On Sun., Nov. 21, the salon will meet from 3 to 5 p.m. at the Derfner Museum (directions here) in Riverdale. The presenters will be Jill Nathanson, who will discuss her current exhibit; Susan Chevlowe, director of the Derfner Museum, who will address the museum's collection; and artist Deborah Ugoretz, who will offer a PowerPoint presentation of her work.
For carpools and RSVP, contact: email@example.com.
Bios after the jump.
Jill Nathanson is an abstract painter whose work continues to explore and update the traditions of color based abstraction, while experimenting with the abstract elements within Jewish thought through painting.
The Judaic work has been in the form of three projects: The Shivitis, Seeing Sinai and New Translation: Genesis. Seeing Sinai (200-2004) was a collaboration with JTS Chancellor Arnold Eisen, and was a close reading, through abstract painting and original midrash (Eisen), of Shemot 33-34. New Translations (2006-10) was a mixed media installation based on the implications of the Robert Alter translation of Genesis 1.
The projects use the “energies of color” and the abstract forces in the paintings rather than symbolism or depiction to connect with the biblical text. Nathanson has been exhibiting since 1981. She has had solo exhibitions of her Judaic work at the Philadelphia Museum of Jewish Art, The Slifka Center for Jewish Life at Yale and the Derfner Judaica Museum in Riverdale, N.Y.
Deborah Ugoretz has been creating Ketubot since 1975. A master cut-paper artist and teacher, Ugoretz was included in the monograph, In the Tradition of Our Ancestors - Papercutting, published by the New Jersey State Council on the Arts. Two of her papercuts are included in the catalogue of the exhibition Slash-Art under the Knife that was held at the Museum of Art and Design.

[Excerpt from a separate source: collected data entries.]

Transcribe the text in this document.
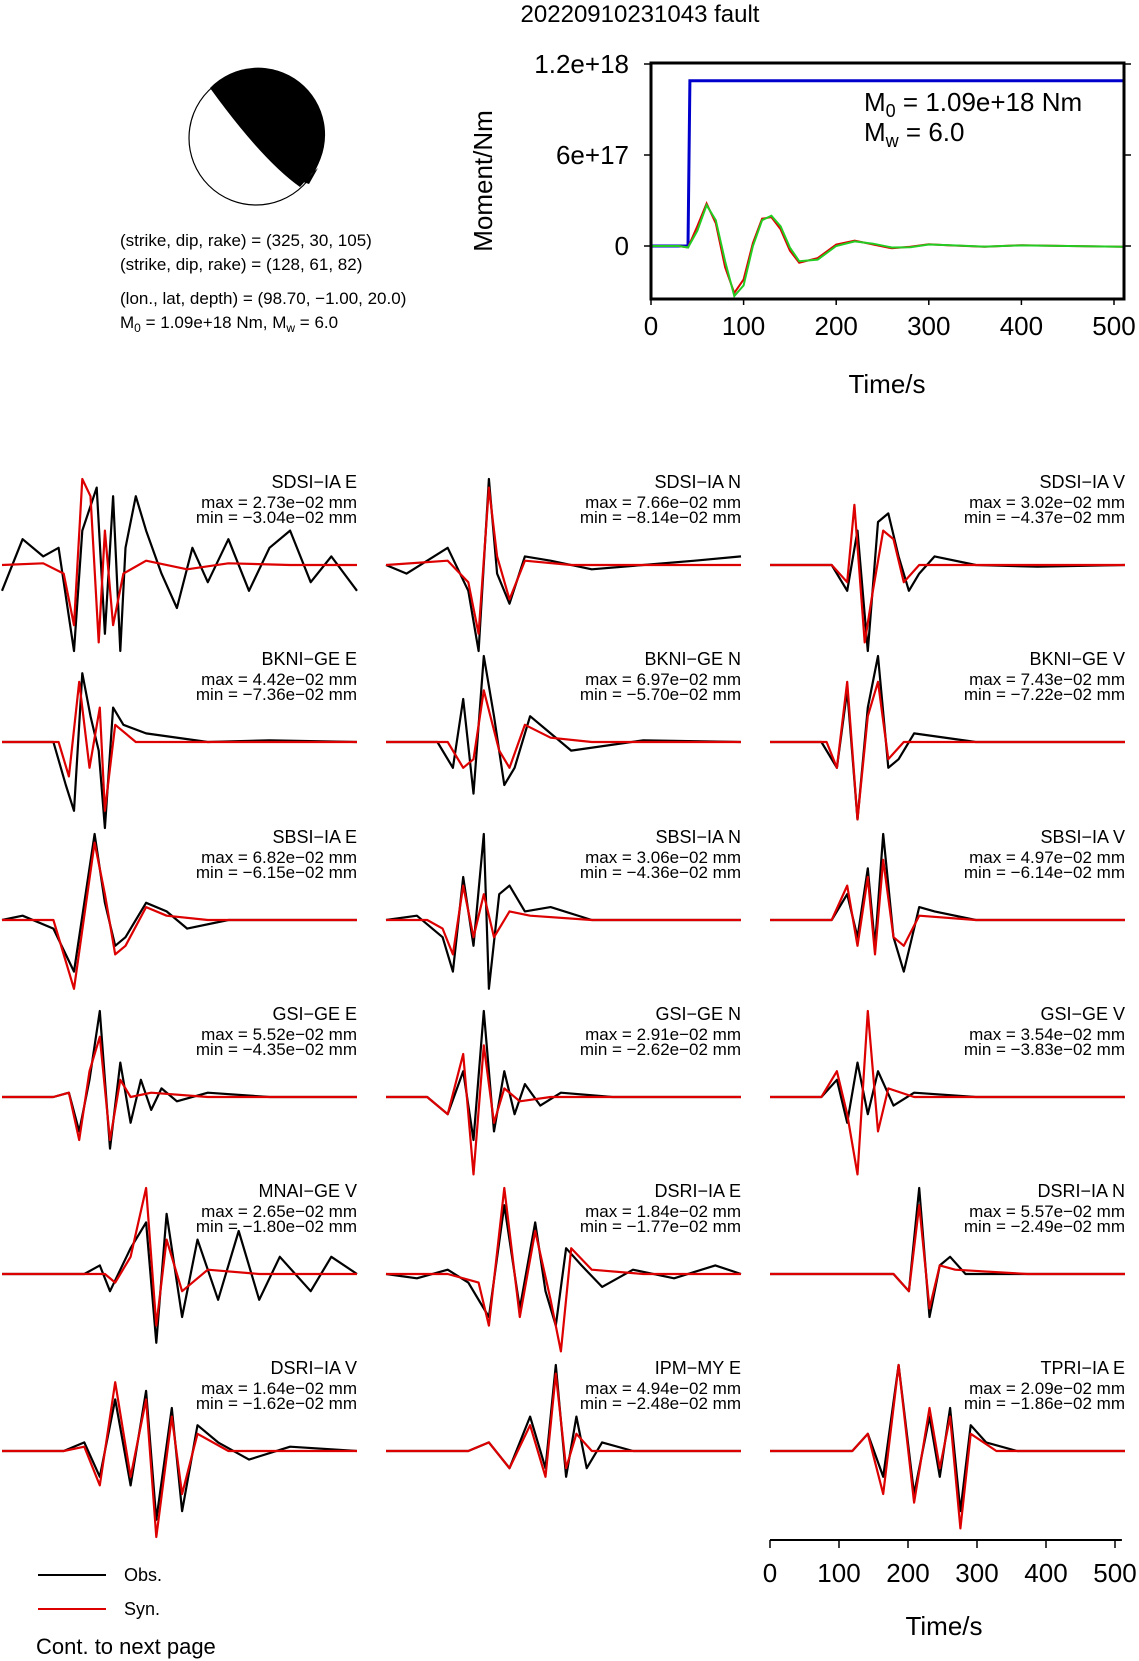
20220910231043 fault
(strike, dip, rake) = (325, 30, 105)
(strike, dip, rake) = (128, 61, 82)
(lon., lat, depth) = (98.70, −1.00, 20.0)
$M_0 = 1.09e+18$ Nm, $M_w = 6.0$	0 100 200 300 400 500
1.2e+18
6e+17
0
Moment/Nm
Time/s
$M_0 = 1.09e+18$ Nm
$M_w = 6.0$
SDSI−IA E
max = 2.73e−02 mm
min = −3.04e−02 mm
SDSI−IA N
max = 7.66e−02 mm
min = −8.14e−02 mm
SDSI−IA V
max = 3.02e−02 mm
min = −4.37e−02 mm
BKNI−GE E
max = 4.42e−02 mm
min = −7.36e−02 mm
BKNI−GE N
max = 6.97e−02 mm
min = −5.70e−02 mm
BKNI−GE V
max = 7.43e−02 mm
min = −7.22e−02 mm
SBSI−IA E
max = 6.82e−02 mm
min = −6.15e−02 mm
SBSI−IA N
max = 3.06e−02 mm
min = −4.36e−02 mm
SBSI−IA V
max = 4.97e−02 mm
min = −6.14e−02 mm
GSI−GE E
max = 5.52e−02 mm
min = −4.35e−02 mm
GSI−GE N
max = 2.91e−02 mm
min = −2.62e−02 mm
GSI−GE V
max = 3.54e−02 mm
min = −3.83e−02 mm
MNAI−GE V
max = 2.65e−02 mm
min = −1.80e−02 mm
DSRI−IA E
max = 1.84e−02 mm
min = −1.77e−02 mm
DSRI−IA N
max = 5.57e−02 mm
min = −2.49e−02 mm
DSRI−IA V
max = 1.64e−02 mm
min = −1.62e−02 mm
IPM−MY E
max = 4.94e−02 mm
min = −2.48e−02 mm
TPRI−IA E
max = 2.09e−02 mm
min = −1.86e−02 mm
0 100 200 300 400 500
Time/s
Obs.
Syn.
Cont. to next page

Ugoretz also designs stained glass windows and synagogue art. She has received commissions from The Lower East Side Tenement Museum, Jewish Theological Seminary, YIVO Institute for Jewish Research and the Cathedral of St. John The Divine. Her works were shown at Living in the Moment: Contemporary Ritual Art at the Hebrew Union College in 2000 and at the National Jewish Women’s Artist’s Network Exhibit at Columbia University in 2007, and many shows in New Jersey.
She is developing a multi-media, cut paper installation titled Conversations that explores the relationship between Hebrew and Arabic letterforms using light, negative and positive space, movement and sound. Since 2003, she has been a coordinator and participant in an Artist Beit Midrash, a group of artists who study Jewish texts with a scholar and then create visual interpretations in Teaneck.
Susan Chevlowe is chief curator and director of the Derfner Judaica Museum and the Art Collection at the Hebrew Home at Riverdale and teaches in the program in Jewish art and visual culture at the Jewish Theological Seminary.
Chevlowe oversaw the completion of the Derfner Judaica Museum in 2009 and organized the inaugural exhibition for its new space, Tradition and Remembrance: Treasures of the Derfner Judaica Museum, which explores the intersections of history and memory through objects interpreted in light of the role memory plays in shaping both individual and communal identities.
A former curator at The Jewish Museum (N.Y.), she organized such exhibitions as Painting a Place in America: Jewish Artists in New York (with Norman Kleeblatt), Common Man, Mythic Vision: The Paintings of Ben Shahn, 1936-1962 and The Jewish Identity Project: New American Photography. Her essay on internationally-acclaimed photographer Adi Nes for the Tel Aviv Museum of Art appeared in 2007. Dr. Chevlowe received her Ph.D. in art history from the Graduate Center, CUNY.